I can not know if this was intended from the Kukkiwon or if this is my teachers Kwan influence but I am glad I first learned it my teachers way no matter which version is considered "correct". This concept would be revisited in Keumgang on its second technique where the openhanded punch would come straight out from the hecho makki (spreading middle block) making the distanse the punch traveled even shorter. Also in Taebaek the sideways middle punch from back stance (after the keumgang momtong makki and dangkyo teok chigi) was also done straight from where the punching hand was without it being drawn back to the hip as it is today.
I will look at the first two techniques of the form (allthough they can be followed up with the next technique also):
There is a wide variety of situations you can use the opening movement for. It can be used as in the mainstream applications as a block if you shorten the chamber. This can be against any straight middle section attack (or if you deviate from the form and do the ending position higher you can most certainly use it against high section attacks too).
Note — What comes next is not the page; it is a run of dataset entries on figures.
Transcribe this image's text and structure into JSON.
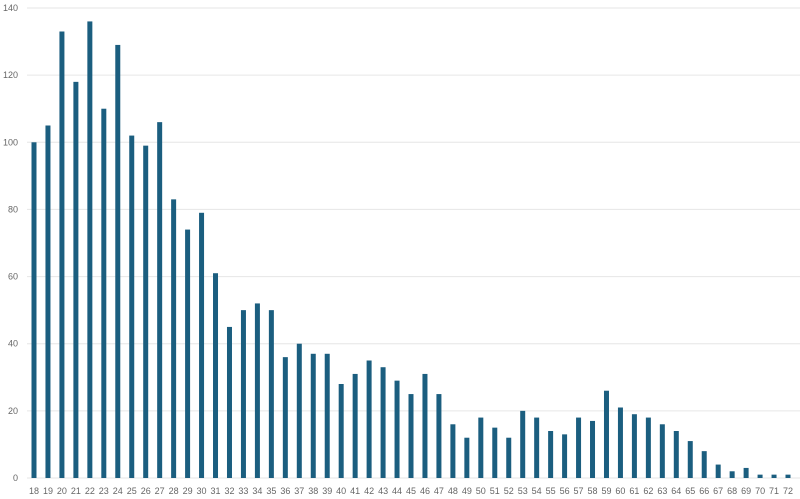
{
  "chart_data": {
    "type": "bar",
    "title": "",
    "xlabel": "",
    "ylabel": "",
    "ylim": [
      0,
      140
    ],
    "yticks": [
      0,
      20,
      40,
      60,
      80,
      100,
      120,
      140
    ],
    "grid": true,
    "bar_color": "#1b5e7f",
    "categories": [
      "18",
      "19",
      "20",
      "21",
      "22",
      "23",
      "24",
      "25",
      "26",
      "27",
      "28",
      "29",
      "30",
      "31",
      "32",
      "33",
      "34",
      "35",
      "36",
      "37",
      "38",
      "39",
      "40",
      "41",
      "42",
      "43",
      "44",
      "45",
      "46",
      "47",
      "48",
      "49",
      "50",
      "51",
      "52",
      "53",
      "54",
      "55",
      "56",
      "57",
      "58",
      "59",
      "60",
      "61",
      "62",
      "63",
      "64",
      "65",
      "66",
      "67",
      "68",
      "69",
      "70",
      "71",
      "72"
    ],
    "values": [
      100,
      105,
      133,
      118,
      136,
      110,
      129,
      102,
      99,
      106,
      83,
      74,
      79,
      61,
      45,
      50,
      52,
      50,
      36,
      40,
      37,
      37,
      28,
      31,
      35,
      33,
      29,
      25,
      31,
      25,
      16,
      12,
      18,
      15,
      12,
      20,
      18,
      14,
      13,
      18,
      17,
      26,
      21,
      19,
      18,
      16,
      14,
      11,
      8,
      4,
      2,
      3,
      1,
      1,
      1
    ]
  }
}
These attacks can be straight punches, shoves, grab attempts etc. You can go to the inside of the attack as per standard applications or you can go to the safer place to be; the outside of the attack. The punch can target any suitable vital point that is open to you high, middle and low section but since the form does it in the middle I would say solar plexus if you are on the inside or the floating ribs if you go to the outside. In both examples (wether you go inside or outside of the straight attack) you deflect using the block, grab his attacking arm with your blocking hand and punch while pulling him into your attack. This way the whole movement is used. If a grab can not be secured you can withdraw it to your center line instead of your hip.
The kicks that follow can be used as a follow up. Low kick to make him bend over and a high kick to finish him allthough I much rather prefer the 2nd jump kick combo in the form for this application.
As for an even more alternative application (only difference in the first application I gave and the official one is that I can also go on the outside of the attack and that I make use of the pulling hand (Dangki Son) on both) you can also apply it against a circular attack. 
Use the chamber for the first technique as a panic flinch block against a circular attack against your head. Essentually you move offline to the inside of the attack and raise both arms to interecept the attacking limb. Then you secure the attacking limb with your "non blocking hand" and deliver an outward forearm smash to the side of the neck of the attacker while securing his attacking arm. You reach out and jam the second arm before he can hit you with his free arm if your forearm smash did not knock him out (this is you chambering for your punch in the form), pull his free arm toward your hip while releasing his other arm and punch him with your right hand.
First two techniques in Taegeuk Pal Jang can therefore deal with both circular and straight attacks.
The third technique of the form (double jump front kick) can be applied like this:
Allthough it is done faster without the aditional steps. Instead of like in the clip you kick and then kick again with the other foot straight away not pausing and using the same leg twice.